🔫4. Lem-Yezel,Yürüyüş

3.2K 194 17
                                    

🚨 Mihre-i Lem-Yezel 🎨

Gııızzzz yorum yapın yorum! Oy anacım yüz tane kitap yazdım ve yüz kitapta da bunu dedim. Yeter da!

Ay bu arada minnoş mesajlar geliyor. Çok tatlı dönüşler alıyorum. Yeni gelenler benim karakterleri bilmediği için bir şaşırıyor. Tabi alışmışlar polyanna romantik kızlara bunları görünce bir şaşırdılar.

Kimden esinlendiğime gelirsek kuzular kendimi seviyorum ne yapayım başka ilham yok😂İşte alışın güçlü, kendi kafasına estiğini yapan karakterlerime çünkü acınası gelmez.
Bir videoda ilişki koçu "Erkeklere biraz erkek olduğunu hissettirin, yardıma muhtaç durun"demişti. Benim karakterleri görse bir de benim karakterim olduğunu bilse şok yaşar😂

“Dünya geçici bir faydadan ibarettir. Onun fayda sağlayan en hayırlı varlığı dindâr kadındır.” (Müslim, Radâ, 64; Ayrıca bkz: Nesâî, Nikâh, 15; İbn-i Mâce, Nikâh, 5)

4.Bölüm
(Mihre'nin başı belada)

Nerede bu baş belası ya hava çok soğuk.
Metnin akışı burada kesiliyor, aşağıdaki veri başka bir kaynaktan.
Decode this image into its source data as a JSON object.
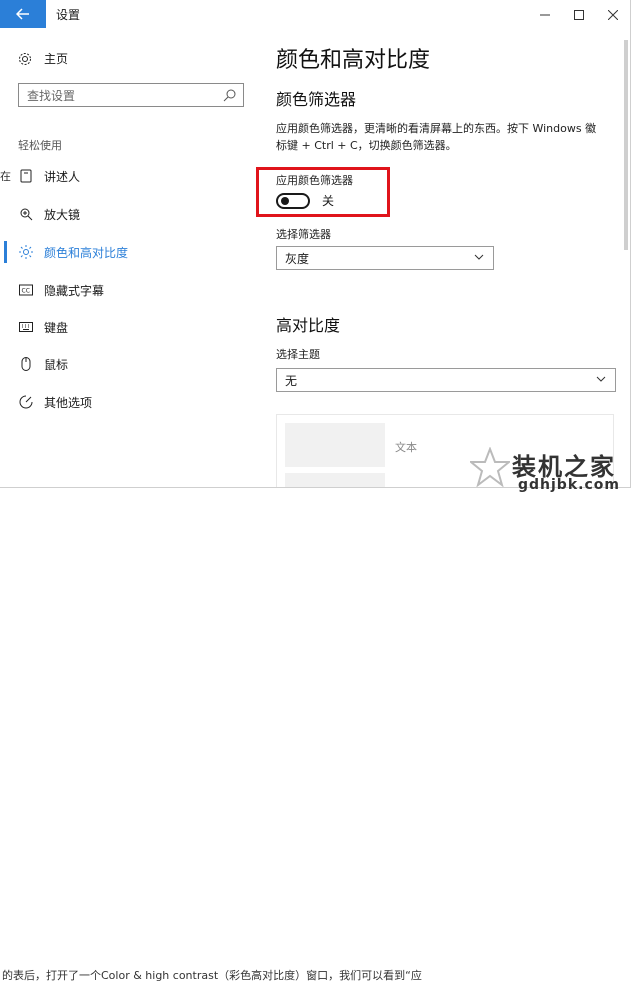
{
  "window": {
    "title": "设置",
    "controls": {
      "minimize": "minimize-icon",
      "maximize": "maximize-icon",
      "close": "close-icon"
    }
  },
  "sidebar": {
    "home_label": "主页",
    "search_placeholder": "查找设置",
    "section_label": "轻松使用",
    "items": [
      {
        "label": "讲述人",
        "icon": "narrator-icon"
      },
      {
        "label": "放大镜",
        "icon": "magnifier-icon"
      },
      {
        "label": "颜色和高对比度",
        "icon": "brightness-icon",
        "selected": true
      },
      {
        "label": "隐藏式字幕",
        "icon": "closed-captions-icon"
      },
      {
        "label": "键盘",
        "icon": "keyboard-icon"
      },
      {
        "label": "鼠标",
        "icon": "mouse-icon"
      },
      {
        "label": "其他选项",
        "icon": "other-options-icon"
      }
    ]
  },
  "main": {
    "title": "颜色和高对比度",
    "color_filter": {
      "heading": "颜色筛选器",
      "description": "应用颜色筛选器，更清晰的看清屏幕上的东西。按下 Windows 徽标键 + Ctrl + C，切换颜色筛选器。",
      "toggle_label": "应用颜色筛选器",
      "toggle_state": "关",
      "toggle_on": false,
      "select_label": "选择筛选器",
      "select_value": "灰度"
    },
    "high_contrast": {
      "heading": "高对比度",
      "select_label": "选择主题",
      "select_value": "无",
      "preview_text": "文本"
    }
  },
  "page_background": {
    "side_char": "在",
    "caption": "的表后，打开了一个Color & high contrast（彩色高对比度）窗口，我们可以看到“应"
  },
  "watermark": {
    "title": "装机之家",
    "url": "gdhjbk.com"
  },
  "colors": {
    "accent": "#2b7fd8",
    "highlight_box": "#e0141b"
  }
}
Of kimsecikte yok. Şakir denen adam ve bir kaç güvenlik dışında kimse yoktu. Kollarımı birbirine sarıp hala kurumamış üstümle etrafta geziniyordum.

Vali bey ona ceza bana çizim vermişti. Evde yaparım demiştim ama benim yaptığıma dair kanıt olması gerekmiş. Ulan bari verdiğiniz paraya değer.

Yavaşça yürüyüp Şakir'in yanına gittim ve "Ağdacı...aman Hamza Beyi gördünüz mü?"dedim. Cidden nereye gitti bu? Allah'ım adamın görünme ve kaybolma gibi güçleri var.Allah bilir şimdi nereden çıkacak.

Şakir gülerek baktı ve "Bir yarım saat önce Mihre 5dk içinde bahçeye gelmezse işinden olur dedi"deyince gözlerim açıldı. Sen de bunu bana şimdi mi söylüyorsun? İnanmıyorum resmen kumpasa getirildim. Sinirle üstüne yürüdüm ama duramam ya of!

Sinirle bakmayı kesip hızlı adımlarla dışarıya çıktığımda bahçeyi aramaya başladım. Arkada mı acaba? Usul adımlarla arkaya gittiğim de ağaçlık alan vardı. Ağaçlık alanın ortasında kocaman bir alan vardı. Vay canına hiç böyle düşünmemiştim çok romantik duruyor. Sırıtarak bakarken birden alanın en başında sandalyede, gözünde gözlük, bir bacağını dizinin üstüne koymuş elinde çay ve yanında termosla duran adamı gördüm.

"Ruh hastası!"

Gerçekten bu adama akıl sır erdiremiyorum. Kollarımı birbirine sarıp "Çağırmışsın ama şimdi söylediler"dedim. Oysa yine de gelesim yoktu. Şuna bak gören de arka sokakların bilmem kaçıncı bölümü çekiyor sanır. Gerçi orada oynamaması için sebebi yok. Tip desen baya baya yeter,eh zaten polis, oyunculuğunu da hastanede gördüm gayet iyi.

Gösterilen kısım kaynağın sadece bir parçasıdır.